Now what we have here is a set of concentric circles that spin at different angles. The planet rides on its spinning hoop. F ocus on just one pair of spheres. Try to follow the movement of the planet P as it would move on its own circle, while the outer circle of the stars turns in the opposite direction. You are at the center of the sphere.

The illustration is from M.R. Wright, Cosmology in Antiquity.

 

If you still can't visualize the planet moving backward as seen from the earth at the center, try to follow Plato's instructions: do as he describes the Craftsman doing. Use strips of poster board or whatever's handy (pure Sameness and Otherness being hard to come by). Make two hoops such that one fits closely inside the other; attach at an axis; mark any point on the inner hoop to represent the planet P; and turn the hoops in opposite directions (and at different speeds).

But the real puzzle is:

How did Plato & Co. even conceive of this mechanism? Where in the realm of human experience or imagination did they hit upon the notion of concentric bands or bowls? 
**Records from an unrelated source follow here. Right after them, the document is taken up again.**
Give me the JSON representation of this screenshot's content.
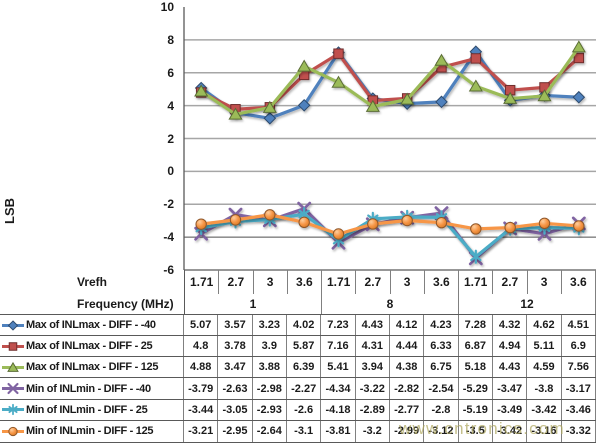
{
  "watermark": {
    "text": "www.cntronics.com",
    "color": "rgba(174,168,96,0.72)"
  },
  "y_axis": {
    "title": "LSB"
  },
  "category_axis": {
    "row1_title": "Vrefh",
    "row2_title": "Frequency (MHz)"
  },
  "chart_data": {
    "type": "line",
    "ylabel": "LSB",
    "ylim": [
      -6,
      10
    ],
    "ytick_step": 2,
    "grid": true,
    "legend_position": "data-table-left",
    "categories_vrefh": [
      "1.71",
      "2.7",
      "3",
      "3.6",
      "1.71",
      "2.7",
      "3",
      "3.6",
      "1.71",
      "2.7",
      "3",
      "3.6"
    ],
    "frequency_groups": [
      {
        "label": "1",
        "span": 4
      },
      {
        "label": "8",
        "span": 4
      },
      {
        "label": "12",
        "span": 4
      }
    ],
    "colors": {
      "gridline": "#A6A6A6",
      "gridline_dark": "#4D4D4D",
      "axis_line": "#595959",
      "cell_border": "#808080"
    },
    "series": [
      {
        "name": "Max of INLmax - DIFF - -40",
        "marker": "diamond",
        "color": "#4F81BD",
        "values": [
          5.07,
          3.57,
          3.23,
          4.02,
          7.23,
          4.43,
          4.12,
          4.23,
          7.28,
          4.32,
          4.62,
          4.51
        ]
      },
      {
        "name": "Max of INLmax - DIFF - 25",
        "marker": "square",
        "color": "#C0504D",
        "values": [
          4.8,
          3.78,
          3.9,
          5.87,
          7.16,
          4.31,
          4.44,
          6.33,
          6.87,
          4.94,
          5.11,
          6.9
        ]
      },
      {
        "name": "Max of INLmax - DIFF - 125",
        "marker": "triangle",
        "color": "#9BBB59",
        "values": [
          4.88,
          3.47,
          3.88,
          6.39,
          5.41,
          3.94,
          4.38,
          6.75,
          5.18,
          4.43,
          4.59,
          7.56
        ]
      },
      {
        "name": "Min of INLmin - DIFF - -40",
        "marker": "x",
        "color": "#8064A2",
        "values": [
          -3.79,
          -2.63,
          -2.98,
          -2.27,
          -4.34,
          -3.22,
          -2.82,
          -2.54,
          -5.29,
          -3.47,
          -3.8,
          -3.17
        ]
      },
      {
        "name": "Min of INLmin - DIFF - 25",
        "marker": "asterisk",
        "color": "#4BACC6",
        "values": [
          -3.44,
          -3.05,
          -2.93,
          -2.6,
          -4.18,
          -2.89,
          -2.77,
          -2.8,
          -5.19,
          -3.49,
          -3.42,
          -3.46
        ]
      },
      {
        "name": "Min of INLmin - DIFF - 125",
        "marker": "circle",
        "color": "#F79646",
        "values": [
          -3.21,
          -2.95,
          -2.64,
          -3.1,
          -3.81,
          -3.2,
          -2.99,
          -3.12,
          -3.5,
          -3.42,
          -3.16,
          -3.32
        ]
      }
    ]
  }
}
Basically try to reconstruct the assumptions that went into this paradigm.

 

 

 

[The following Questions 4-6 are for further study, with Kuhn's Copernican Revolution]

4) The theory that Ptolemy adopted in the 2nd c. AD was invented (more or less) when? Or by whom?

Try to explain in your own words the key terms:

deferent ....epicycle .... eccentric ....equant.

 

5) What was the function of 'minor epicycles' such as posited for the sun? (=What do they explain?)

What is the function of an 'equant' (=What does it explain?)

 

6) In the long paragraph p. 75, Kuhn gives an outline of 'the logical structure of a scientific revolution,' an influential model that he would develop in later work. In your own words, how does one theory overturn another.